Que sont mes amis devenus ? Partis sous d'autres cieux, sur d'autres chemins, perdus de vue. L'amitié et l'amour sont ce qui peut arriver de mieux dans une vie. Mais fragiles, ils réclament d'être choyés comme des enfants. Et tout comme la santé, peuvent être compromis, détruits par des excès, des imprudences... «Notre vie ressemble à ces bâtisses fragiles» observait Chateaubriand. Toujours prêtes à s'effondrer, se briser.
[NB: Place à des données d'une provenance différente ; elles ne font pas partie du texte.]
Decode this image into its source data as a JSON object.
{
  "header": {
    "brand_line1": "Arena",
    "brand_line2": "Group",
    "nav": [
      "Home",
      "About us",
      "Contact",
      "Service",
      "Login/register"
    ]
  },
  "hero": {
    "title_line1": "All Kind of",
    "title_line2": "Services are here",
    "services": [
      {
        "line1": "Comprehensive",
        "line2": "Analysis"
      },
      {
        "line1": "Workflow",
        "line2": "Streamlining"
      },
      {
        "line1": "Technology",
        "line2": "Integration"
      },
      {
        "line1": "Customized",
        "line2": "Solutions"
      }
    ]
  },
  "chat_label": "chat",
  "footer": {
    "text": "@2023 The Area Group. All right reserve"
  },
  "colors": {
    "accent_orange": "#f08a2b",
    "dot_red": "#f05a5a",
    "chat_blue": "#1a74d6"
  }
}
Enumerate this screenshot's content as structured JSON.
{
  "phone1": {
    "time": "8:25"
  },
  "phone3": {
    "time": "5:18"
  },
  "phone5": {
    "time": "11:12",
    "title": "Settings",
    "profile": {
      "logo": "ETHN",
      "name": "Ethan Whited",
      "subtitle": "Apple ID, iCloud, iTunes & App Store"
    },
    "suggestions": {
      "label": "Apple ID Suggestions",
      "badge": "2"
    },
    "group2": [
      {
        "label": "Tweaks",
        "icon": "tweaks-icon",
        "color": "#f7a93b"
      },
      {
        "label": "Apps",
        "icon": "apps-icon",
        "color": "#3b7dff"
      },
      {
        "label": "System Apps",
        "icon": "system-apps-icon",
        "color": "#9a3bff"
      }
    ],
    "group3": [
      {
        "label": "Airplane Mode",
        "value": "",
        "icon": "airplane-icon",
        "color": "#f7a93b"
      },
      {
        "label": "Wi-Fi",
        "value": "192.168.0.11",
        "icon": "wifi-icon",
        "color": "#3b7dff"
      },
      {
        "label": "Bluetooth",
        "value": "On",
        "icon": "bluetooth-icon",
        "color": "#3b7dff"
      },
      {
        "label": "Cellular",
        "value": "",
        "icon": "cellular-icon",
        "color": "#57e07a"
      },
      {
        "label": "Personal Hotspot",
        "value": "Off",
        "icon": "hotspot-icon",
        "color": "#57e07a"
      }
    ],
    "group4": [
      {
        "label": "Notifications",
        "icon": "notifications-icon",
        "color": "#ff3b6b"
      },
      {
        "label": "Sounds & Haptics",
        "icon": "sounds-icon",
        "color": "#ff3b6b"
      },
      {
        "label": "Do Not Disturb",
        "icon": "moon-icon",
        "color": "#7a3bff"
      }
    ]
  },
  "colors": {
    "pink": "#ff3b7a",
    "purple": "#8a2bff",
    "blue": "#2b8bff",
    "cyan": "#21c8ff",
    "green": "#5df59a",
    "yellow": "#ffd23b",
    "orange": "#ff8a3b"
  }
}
Comme si cela ne suffisait pas, notre vie n'est pas seulement fragile, elle peut être aussi absurde. François Mauriac en exergue aux Chemins de la mer, retourne le couteau dans la plaie : «La vie de la plupart des hommes est un chemin mort et ne mène à rien. Mais d'autres savent dès l'enfance qu'ils vont vers une mer inconnue...». Et puis, assassin, «Le temps n'a point de rive. Il coule et nous passons !» dit Lamartine.

Même «Les dieux passent comme les hommes» constatait Renan. Dans notre monde, tout a une durée limitée, la fin n'est jamais loin. "La vie est courte", elle file comme le vent, s'enfuit, rien ni personne n'est éternel, nous le savons bien. Et ajoute Marcel Pagnol dans Le Château de ma mère : «Telle est la vie des hommes. Quelques joies très vite effacées par d'inoubliables chagrins. Il n'est pas nécessaire de le dire aux enfants».

Ils découvriront bien assez tôt que, comme Frédéric Schiffter, professeur de philosophie, le rappelait à ses élèves : «le Père Noël n'existe pas», «le marché ne fait pas de cadeau» et «la mort ne meurt jamais» (Pensées d'un philosophe sous Prozac aux éditions Milan). Et que «(...) tout n'est que vanité.» Cette «vanité et l'orgueil, écrivait Madame de Sévigné, qui sont proprement du vent». "Autant en emporte le vent" : rien ne restera.

Mais «Le vent se lève !... il faut tenter de vivre !» s'exclamait Paul Valéry dans son poème Le cimetière marin. Une année nouvelle se lève, tentons de vivre ! Tous les vents contraires à l'Homme, tentons d'y résister ! Et souhaitons-nous un amour constant, des amitiés solides, une santé robuste. Souhaitons-nous que notre vie soit "quelque chose" et d'aller vers des mers inconnues. Souhaitons-nous plus de joies que de chagrins.

29/04/2020

L'école : une fabrique d'esclaves ?

Dernièrement, nous abordions les Pensées d'un philosophe sous Prozac, Frédéric Schiffter. Professeur devenu dépressif devant l'impossibilité d'enseigner la philosophie comme un art de penser la vie, «comme réflexion critique au sein d'une institution asservie au négoce». Pensant comme Schopenhauer que «l'homme de qualité doit fuir le commerce de l'homme vulgaire et défendre sa solitude comme on défend sa peau».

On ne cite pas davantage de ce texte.